In Brief
The LaLaurie Mansion on Royal Street is the most haunted address in the French Quarter. Tour groups pause at its corner to hear about chains and screams. The documented 1834 fire is worse than the legend, and the house standing there now isn't even the one it happened in.
The Full Story
The LaLaurie Mansion sits on the corner of Royal and Governor Nicholls in the French Quarter, and ghost tours stop on the sidewalk outside it every night. They can't go in, since it's private, so they stand at the corner and tell the crowd what people report from the closed third-floor shutters: crying, chains dragged across the floors, the smell of burning. The lore describes a man in chains on the staircase and a pale woman watching from the upper windows.
What the tours are circling is real, and it's on the record. On April 10, 1834, a fire broke out in the kitchen of Delphine LaLaurie's home. It was set by the cook, a woman of about 70 who was chained to the stove. According to the contemporary newspaper account, she said she'd started it as a suicide attempt, because she feared being punished again.
When neighbors and fire crews tried to reach the locked upper rooms, the household refused them the keys "in a gross and insulting manner." So they broke in. The New Orleans Bee reported finding "seven slaves more or less horribly mutilated," chained, held for months; a rival paper that same week counted six, one of them with "a large hole in his head ... filled with worms." An enraged crowd then ransacked the house, leaving "scarcely any thing but the walls." The rescued were taken to the Cabildo, where, by one local account, some 4,000 townspeople came to look at them.
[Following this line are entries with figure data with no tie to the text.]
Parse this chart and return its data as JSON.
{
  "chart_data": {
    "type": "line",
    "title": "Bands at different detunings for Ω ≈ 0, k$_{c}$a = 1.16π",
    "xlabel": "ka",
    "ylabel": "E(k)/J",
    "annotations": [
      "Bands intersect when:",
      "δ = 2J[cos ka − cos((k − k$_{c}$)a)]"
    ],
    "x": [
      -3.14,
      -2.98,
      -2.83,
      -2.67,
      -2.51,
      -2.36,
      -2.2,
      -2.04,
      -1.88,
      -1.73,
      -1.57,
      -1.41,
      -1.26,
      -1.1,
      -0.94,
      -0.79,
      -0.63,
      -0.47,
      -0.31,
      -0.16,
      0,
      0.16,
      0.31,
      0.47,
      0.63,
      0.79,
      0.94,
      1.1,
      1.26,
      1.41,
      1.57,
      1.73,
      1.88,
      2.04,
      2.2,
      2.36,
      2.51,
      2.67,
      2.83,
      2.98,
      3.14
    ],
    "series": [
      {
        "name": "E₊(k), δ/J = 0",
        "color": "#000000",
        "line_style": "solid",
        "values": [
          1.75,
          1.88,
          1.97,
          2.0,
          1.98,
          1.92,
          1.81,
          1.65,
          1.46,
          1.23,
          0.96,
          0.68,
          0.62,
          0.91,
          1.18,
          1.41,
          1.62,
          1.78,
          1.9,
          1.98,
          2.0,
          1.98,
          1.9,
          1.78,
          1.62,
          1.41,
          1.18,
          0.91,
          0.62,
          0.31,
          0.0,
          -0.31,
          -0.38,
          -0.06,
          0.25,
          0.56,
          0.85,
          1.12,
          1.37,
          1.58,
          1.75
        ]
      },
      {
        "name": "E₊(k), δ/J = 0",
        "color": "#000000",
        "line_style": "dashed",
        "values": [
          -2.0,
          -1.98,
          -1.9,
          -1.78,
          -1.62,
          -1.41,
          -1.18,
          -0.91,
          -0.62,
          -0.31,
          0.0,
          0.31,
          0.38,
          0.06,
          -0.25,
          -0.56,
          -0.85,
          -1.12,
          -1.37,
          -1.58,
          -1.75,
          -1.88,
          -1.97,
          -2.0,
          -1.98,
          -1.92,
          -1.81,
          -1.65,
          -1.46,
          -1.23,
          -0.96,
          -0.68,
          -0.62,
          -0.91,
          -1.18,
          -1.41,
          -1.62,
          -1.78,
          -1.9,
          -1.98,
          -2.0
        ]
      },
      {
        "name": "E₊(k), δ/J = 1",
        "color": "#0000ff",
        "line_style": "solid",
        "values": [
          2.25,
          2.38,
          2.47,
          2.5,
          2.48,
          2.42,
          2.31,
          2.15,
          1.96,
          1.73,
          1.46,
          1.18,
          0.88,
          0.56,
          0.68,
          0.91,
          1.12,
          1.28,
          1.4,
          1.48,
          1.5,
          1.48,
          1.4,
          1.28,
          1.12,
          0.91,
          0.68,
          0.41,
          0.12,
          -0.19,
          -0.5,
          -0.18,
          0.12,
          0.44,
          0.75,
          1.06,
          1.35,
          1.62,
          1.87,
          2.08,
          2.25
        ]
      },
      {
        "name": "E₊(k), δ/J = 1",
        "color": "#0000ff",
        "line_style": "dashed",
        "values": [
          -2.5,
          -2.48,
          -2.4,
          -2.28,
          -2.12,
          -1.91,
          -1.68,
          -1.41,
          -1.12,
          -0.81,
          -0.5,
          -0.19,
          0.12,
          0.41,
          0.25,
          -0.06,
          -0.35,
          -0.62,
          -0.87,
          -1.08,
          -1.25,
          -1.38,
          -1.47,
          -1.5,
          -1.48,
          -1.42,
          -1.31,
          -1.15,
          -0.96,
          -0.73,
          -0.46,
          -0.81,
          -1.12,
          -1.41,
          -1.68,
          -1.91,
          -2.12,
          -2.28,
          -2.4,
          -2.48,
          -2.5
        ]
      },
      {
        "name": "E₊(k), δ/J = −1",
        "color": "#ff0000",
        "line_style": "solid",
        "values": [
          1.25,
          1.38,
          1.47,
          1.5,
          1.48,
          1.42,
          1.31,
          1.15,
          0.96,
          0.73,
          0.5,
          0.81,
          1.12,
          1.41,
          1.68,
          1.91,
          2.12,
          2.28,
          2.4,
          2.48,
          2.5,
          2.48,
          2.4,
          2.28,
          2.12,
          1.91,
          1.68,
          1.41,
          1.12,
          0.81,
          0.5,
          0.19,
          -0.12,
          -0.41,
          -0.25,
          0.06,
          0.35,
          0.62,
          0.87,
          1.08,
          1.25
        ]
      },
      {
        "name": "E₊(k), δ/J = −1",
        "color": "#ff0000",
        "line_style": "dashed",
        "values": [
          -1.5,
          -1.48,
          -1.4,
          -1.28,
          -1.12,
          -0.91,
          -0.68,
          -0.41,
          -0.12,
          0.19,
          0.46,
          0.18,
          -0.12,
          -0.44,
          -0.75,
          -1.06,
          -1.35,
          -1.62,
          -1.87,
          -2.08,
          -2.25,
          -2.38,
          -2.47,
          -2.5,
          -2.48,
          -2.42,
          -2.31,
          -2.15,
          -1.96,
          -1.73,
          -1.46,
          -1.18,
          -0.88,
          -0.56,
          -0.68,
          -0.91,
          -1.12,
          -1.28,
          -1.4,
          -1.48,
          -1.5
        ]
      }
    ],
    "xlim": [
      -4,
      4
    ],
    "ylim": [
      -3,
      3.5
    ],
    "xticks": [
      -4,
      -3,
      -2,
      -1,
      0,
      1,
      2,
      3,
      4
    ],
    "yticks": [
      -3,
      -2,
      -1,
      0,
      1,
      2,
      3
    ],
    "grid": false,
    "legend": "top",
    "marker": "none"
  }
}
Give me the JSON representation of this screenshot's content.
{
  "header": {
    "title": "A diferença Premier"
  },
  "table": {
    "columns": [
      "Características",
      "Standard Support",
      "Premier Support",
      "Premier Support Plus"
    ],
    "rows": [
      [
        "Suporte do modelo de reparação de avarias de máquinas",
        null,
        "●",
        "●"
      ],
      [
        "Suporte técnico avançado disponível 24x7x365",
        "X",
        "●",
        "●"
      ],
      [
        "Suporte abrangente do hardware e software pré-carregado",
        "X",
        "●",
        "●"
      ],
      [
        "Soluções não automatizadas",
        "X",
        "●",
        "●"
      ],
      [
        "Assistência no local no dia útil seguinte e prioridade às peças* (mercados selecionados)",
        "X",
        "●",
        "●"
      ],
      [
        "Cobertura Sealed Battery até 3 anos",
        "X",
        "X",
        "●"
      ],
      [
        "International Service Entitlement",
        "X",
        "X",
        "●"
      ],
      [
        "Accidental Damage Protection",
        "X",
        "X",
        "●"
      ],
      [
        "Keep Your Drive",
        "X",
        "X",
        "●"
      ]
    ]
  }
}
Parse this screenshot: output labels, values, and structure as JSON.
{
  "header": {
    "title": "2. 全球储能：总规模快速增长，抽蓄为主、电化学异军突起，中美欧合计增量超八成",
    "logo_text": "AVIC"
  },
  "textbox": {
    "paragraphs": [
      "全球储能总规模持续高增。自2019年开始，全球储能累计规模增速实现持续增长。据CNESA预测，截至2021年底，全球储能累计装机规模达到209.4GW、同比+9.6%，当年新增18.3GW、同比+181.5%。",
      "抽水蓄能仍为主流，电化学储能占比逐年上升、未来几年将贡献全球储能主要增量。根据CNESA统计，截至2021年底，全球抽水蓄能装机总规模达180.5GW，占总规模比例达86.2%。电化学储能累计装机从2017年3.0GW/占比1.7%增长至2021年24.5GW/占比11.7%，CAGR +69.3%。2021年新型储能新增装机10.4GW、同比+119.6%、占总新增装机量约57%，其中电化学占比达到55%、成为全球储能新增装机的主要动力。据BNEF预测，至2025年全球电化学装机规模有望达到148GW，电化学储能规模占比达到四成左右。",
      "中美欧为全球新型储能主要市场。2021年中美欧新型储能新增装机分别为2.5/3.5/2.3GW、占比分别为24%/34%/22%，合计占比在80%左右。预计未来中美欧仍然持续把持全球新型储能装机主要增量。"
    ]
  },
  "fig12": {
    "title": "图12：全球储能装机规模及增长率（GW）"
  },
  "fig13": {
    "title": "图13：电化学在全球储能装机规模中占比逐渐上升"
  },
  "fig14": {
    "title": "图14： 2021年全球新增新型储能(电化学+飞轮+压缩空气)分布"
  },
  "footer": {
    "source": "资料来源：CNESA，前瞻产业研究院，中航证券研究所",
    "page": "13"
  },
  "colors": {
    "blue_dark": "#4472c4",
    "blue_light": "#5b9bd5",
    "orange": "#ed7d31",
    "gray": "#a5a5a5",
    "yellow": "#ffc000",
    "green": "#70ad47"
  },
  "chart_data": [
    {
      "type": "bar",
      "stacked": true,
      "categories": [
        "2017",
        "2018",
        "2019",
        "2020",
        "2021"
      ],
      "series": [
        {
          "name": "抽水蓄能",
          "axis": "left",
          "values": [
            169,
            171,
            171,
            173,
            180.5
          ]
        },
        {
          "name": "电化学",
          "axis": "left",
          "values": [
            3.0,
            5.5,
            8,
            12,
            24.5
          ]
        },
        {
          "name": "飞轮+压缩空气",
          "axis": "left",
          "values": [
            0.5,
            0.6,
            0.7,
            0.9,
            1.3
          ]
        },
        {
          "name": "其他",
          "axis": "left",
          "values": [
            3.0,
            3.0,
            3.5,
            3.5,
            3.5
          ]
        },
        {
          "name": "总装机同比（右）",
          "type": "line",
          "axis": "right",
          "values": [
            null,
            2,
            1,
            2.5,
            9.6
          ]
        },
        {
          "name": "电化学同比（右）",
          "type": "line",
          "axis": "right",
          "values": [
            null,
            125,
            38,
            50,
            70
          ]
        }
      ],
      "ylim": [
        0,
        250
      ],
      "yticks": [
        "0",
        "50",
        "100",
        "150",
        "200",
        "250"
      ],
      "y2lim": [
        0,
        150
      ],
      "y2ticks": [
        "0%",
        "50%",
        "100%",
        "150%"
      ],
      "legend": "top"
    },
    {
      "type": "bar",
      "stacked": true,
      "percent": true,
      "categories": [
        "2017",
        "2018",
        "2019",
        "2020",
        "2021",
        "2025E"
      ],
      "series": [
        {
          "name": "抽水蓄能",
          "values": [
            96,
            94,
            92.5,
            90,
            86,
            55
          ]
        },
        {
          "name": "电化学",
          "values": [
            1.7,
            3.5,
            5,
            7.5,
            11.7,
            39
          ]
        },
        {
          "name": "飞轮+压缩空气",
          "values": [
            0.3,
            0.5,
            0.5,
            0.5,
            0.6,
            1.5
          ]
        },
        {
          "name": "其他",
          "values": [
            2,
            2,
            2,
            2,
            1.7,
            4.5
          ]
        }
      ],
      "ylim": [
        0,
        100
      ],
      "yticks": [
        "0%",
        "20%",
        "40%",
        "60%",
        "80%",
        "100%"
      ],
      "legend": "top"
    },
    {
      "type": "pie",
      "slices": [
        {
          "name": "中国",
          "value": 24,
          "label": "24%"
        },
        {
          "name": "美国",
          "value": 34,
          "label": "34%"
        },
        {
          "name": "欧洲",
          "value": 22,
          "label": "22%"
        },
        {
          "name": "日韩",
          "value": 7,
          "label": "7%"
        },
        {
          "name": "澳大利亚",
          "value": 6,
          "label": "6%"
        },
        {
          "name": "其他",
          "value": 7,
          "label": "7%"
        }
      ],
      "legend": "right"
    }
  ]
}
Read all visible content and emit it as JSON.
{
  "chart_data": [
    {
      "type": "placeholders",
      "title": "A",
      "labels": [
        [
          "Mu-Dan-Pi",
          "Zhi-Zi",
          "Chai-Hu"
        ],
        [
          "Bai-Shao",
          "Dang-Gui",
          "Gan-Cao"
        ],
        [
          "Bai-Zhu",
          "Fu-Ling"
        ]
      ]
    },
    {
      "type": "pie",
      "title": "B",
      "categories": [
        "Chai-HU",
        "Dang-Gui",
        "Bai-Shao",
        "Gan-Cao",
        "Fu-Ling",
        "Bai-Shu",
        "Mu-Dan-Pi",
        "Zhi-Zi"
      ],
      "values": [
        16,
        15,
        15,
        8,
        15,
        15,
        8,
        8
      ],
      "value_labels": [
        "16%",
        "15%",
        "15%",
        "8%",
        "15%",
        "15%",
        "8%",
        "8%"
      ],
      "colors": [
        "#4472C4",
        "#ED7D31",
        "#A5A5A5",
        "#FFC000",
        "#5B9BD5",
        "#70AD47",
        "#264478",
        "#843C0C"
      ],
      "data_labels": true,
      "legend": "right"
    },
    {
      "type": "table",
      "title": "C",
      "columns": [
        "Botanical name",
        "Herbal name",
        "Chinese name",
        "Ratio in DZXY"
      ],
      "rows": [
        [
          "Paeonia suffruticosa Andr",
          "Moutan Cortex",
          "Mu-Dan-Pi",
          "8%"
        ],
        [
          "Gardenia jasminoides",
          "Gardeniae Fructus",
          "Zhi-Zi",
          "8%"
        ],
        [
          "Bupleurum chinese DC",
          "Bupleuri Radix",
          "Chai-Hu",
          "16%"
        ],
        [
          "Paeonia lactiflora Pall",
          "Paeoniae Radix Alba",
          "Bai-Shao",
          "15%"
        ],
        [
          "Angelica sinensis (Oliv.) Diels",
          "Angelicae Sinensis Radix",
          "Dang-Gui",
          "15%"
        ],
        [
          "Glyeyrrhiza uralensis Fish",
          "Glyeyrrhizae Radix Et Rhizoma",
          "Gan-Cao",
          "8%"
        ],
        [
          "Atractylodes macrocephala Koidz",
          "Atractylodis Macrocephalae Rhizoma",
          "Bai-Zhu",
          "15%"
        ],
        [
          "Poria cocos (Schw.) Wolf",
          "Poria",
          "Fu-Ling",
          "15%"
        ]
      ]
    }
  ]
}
The legend grew from there, and it grew worse than the papers. The surgical experiments, the gouged eyes, the bodies stitched into new shapes — none of it appears in the 1834 accounts. It was invented in a 1946 book, more than a century after the fire. One researcher calls it fakelore. The one early detail that does hold up is grim enough: a contemporary traveler, Harriet Martineau, wrote in 1838 of an enslaved girl who fell to her death from the roof while fleeing LaLaurie.
Delphine LaLaurie was never charged. She fled the city, then France, and died in Paris in 1849. The house she left behind passed through stranger lives than her own: an integrated public school after the war, an 1880s music conservatory, a home for indigent men in the 1920s, then apartments. Even Nicolas Cage owned it, buying it in 2007 to write, he said, the great American horror novel; he lost it to foreclosure two years later.
Here's the part the crowd on the corner rarely hears. That 1834 fire destroyed the house. The three-story building they're photographing was rebuilt around 1838 by a man named Pierre Trastour, after she was already gone. The most infamous address in New Orleans is haunting a house it never lived in.